Übrigens ist mir bekannt, dass GNU Assembler und Netwide Assembler in C geschrieben wurden. Ich frage mich auch, warum sie in C geschrieben wurden.
Zuletzt ist dies der Beispielquellcode für einen einfachen Assembler, den uns unser Professor gegeben hat:
// to compile, gcc assembler.c -o assembler
// No error check is provided.
// Variable names cannot start with 0-9.
// hexadecimals are twos complement.
// first address of the code section is zero, data section follows the code section.
//fout tables are formed: jump table, ldi table, label table and variable table.
#include <stdio.h>
#include <stdlib.h>
#include <string.h>
//Converts a hexadecimal string to integer.
int hex2int( char* hex)
{
int result=0;
while ((*hex)!='\0')
{
if (('0'<=(*hex))&&((*hex)<='9'))
result = result*16 + (*hex) -'0';
else if (('a'<=(*hex))&&((*hex)<='f'))
result = result*16 + (*hex) -'a'+10;
else if (('A'<=(*hex))&&((*hex)<='F'))
result = result*16 + (*hex) -'A'+10;
hex++;
}
return(result);
}
main()
{
FILE *fp;
char line[100];
char *token = NULL;
char *op1, *op2, *op3, *label;
char ch;
int chch;
int program[1000];
int counter=0; //holds the address of the machine code instruction
// A label is a symbol which mark a location in a program.

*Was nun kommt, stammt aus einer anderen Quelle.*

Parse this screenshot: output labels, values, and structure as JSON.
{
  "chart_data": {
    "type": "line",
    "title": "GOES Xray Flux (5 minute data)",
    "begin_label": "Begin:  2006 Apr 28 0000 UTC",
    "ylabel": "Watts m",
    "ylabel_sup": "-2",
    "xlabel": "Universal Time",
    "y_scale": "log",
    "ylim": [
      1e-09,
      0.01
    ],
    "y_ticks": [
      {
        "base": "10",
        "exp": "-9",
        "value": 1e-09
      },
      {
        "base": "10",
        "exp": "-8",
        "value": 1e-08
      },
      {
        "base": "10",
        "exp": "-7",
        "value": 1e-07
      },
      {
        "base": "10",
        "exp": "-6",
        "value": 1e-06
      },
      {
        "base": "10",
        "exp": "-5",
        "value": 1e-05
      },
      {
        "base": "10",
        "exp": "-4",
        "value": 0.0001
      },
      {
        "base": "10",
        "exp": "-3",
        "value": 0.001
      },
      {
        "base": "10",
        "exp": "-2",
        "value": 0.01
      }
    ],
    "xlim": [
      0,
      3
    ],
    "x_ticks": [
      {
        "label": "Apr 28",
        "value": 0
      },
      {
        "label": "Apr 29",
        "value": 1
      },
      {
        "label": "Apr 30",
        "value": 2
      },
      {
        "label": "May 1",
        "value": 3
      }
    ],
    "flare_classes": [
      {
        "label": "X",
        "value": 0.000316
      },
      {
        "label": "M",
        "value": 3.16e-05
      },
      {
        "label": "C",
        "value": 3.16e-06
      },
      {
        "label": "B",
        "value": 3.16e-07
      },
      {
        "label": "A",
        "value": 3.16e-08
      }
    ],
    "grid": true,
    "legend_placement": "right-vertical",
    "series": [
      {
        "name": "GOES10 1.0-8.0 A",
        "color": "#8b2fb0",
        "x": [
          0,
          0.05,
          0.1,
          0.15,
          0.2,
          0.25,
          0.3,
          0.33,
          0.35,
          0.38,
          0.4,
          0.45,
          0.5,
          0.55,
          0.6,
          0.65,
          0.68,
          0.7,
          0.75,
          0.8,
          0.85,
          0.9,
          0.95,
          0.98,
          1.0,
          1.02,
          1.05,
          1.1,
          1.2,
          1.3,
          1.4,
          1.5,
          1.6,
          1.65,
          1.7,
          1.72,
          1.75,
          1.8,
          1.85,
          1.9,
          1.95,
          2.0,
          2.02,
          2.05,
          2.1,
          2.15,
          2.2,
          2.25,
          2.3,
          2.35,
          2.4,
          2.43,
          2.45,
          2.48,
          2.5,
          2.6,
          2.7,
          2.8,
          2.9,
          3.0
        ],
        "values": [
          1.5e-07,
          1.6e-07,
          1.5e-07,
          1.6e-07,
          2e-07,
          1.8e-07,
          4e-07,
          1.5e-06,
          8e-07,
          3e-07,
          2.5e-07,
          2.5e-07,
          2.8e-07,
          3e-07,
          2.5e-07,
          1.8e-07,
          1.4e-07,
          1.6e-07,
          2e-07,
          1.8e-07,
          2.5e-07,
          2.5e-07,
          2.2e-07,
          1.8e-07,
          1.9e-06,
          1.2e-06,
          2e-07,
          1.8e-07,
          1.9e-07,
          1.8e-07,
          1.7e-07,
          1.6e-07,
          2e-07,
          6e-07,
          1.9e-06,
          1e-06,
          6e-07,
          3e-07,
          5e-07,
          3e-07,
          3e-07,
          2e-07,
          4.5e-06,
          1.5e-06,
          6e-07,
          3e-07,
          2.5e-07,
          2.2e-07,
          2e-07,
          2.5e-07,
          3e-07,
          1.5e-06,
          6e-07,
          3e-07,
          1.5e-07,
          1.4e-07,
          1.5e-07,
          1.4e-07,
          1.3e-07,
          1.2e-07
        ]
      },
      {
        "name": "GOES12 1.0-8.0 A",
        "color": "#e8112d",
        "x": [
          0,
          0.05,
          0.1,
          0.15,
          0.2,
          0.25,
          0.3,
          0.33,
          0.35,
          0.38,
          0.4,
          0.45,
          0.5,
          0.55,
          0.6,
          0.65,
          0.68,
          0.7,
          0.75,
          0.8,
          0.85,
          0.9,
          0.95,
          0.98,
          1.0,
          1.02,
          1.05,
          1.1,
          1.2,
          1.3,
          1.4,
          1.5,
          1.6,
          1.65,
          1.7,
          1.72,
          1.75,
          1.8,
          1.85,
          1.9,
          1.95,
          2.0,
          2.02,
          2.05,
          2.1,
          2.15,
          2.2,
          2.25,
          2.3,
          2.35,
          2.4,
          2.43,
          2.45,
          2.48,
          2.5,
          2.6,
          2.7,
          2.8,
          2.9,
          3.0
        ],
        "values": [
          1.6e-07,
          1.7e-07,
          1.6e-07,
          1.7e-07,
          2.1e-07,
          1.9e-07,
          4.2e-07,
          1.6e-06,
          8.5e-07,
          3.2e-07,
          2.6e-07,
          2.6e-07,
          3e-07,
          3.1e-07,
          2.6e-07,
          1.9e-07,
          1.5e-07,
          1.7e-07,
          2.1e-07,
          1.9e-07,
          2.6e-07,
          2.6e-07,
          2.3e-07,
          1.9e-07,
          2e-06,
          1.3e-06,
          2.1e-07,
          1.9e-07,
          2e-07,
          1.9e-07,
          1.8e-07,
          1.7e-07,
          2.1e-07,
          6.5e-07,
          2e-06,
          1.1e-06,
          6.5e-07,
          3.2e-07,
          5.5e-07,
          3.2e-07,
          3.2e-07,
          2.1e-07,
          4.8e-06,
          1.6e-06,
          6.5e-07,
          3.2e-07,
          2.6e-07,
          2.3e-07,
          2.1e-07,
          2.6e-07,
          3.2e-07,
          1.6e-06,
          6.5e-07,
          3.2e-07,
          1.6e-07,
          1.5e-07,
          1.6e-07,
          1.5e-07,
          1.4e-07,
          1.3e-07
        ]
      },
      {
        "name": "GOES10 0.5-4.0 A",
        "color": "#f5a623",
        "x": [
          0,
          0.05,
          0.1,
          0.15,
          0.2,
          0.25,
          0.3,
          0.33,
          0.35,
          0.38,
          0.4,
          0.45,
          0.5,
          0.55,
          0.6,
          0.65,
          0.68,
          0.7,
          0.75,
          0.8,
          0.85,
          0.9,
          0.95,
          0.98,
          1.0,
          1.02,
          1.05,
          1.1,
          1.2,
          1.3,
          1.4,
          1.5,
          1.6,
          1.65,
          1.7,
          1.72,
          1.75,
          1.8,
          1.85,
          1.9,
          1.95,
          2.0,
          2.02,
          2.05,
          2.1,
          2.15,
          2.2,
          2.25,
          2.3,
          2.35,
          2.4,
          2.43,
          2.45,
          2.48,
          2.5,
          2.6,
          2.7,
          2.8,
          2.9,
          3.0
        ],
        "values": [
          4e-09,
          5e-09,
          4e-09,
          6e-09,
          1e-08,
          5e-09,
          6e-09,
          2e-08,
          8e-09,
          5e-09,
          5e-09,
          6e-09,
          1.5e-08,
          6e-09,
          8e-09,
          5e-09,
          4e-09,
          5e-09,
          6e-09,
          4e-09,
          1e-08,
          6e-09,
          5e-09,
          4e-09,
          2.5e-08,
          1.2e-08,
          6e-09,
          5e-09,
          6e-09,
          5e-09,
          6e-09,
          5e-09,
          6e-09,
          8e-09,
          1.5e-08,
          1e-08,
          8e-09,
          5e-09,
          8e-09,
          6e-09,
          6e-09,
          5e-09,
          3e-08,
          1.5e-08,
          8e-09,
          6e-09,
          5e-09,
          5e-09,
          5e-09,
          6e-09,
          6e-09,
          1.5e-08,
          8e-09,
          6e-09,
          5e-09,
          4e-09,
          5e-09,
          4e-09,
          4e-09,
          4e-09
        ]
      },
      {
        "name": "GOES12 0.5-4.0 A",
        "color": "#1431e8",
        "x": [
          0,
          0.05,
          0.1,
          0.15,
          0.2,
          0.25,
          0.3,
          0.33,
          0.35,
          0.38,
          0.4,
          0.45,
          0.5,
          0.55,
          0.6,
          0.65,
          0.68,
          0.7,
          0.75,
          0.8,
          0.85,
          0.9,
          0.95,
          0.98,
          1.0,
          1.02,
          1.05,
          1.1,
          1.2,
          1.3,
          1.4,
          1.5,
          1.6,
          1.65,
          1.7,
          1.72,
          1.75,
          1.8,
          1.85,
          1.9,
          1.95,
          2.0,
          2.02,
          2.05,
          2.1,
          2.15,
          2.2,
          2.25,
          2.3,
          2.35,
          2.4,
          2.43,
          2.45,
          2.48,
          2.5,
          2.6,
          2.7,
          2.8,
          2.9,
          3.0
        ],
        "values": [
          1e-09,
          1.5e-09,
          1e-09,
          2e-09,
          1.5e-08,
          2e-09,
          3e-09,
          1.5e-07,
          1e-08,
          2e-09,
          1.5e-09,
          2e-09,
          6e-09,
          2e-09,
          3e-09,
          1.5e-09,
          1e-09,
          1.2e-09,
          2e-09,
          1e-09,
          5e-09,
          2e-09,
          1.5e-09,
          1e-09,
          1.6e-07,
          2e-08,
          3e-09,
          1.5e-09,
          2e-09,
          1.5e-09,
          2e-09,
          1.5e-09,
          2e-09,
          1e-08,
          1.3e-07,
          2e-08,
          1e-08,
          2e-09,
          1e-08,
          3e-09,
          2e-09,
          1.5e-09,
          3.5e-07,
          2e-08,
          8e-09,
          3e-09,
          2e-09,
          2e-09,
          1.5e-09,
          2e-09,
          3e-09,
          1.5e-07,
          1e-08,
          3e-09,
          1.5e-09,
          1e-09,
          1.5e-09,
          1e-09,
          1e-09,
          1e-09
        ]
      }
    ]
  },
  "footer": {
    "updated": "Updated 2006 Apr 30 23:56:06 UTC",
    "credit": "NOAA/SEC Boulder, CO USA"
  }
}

In the example
// program above, the string "lpp", "loop" and "lp1" are labels.
struct label
{
int location;
char *label;
};
struct label labeltable[50]; //there can be 50 labels at most in our programs
int nooflabels = 0; //number of labels encountered during assembly.
// Jump instructions cannot be assembled readily because we may not know the value of
// the label when we encountered a jump instruction. This happens if the label used by
// that jump instruction appear below that jump instruction. This is the situation
// with the label "loop" in the example program above. Hence, the location of jump
// instructions must be stored.
struct jumpinstruction
{
int location;
char *label;
};
struct jumpinstruction jumptable[100]; //There can be at most 100 jumps
int noofjumps=0; //number of jumps encountered during assembly.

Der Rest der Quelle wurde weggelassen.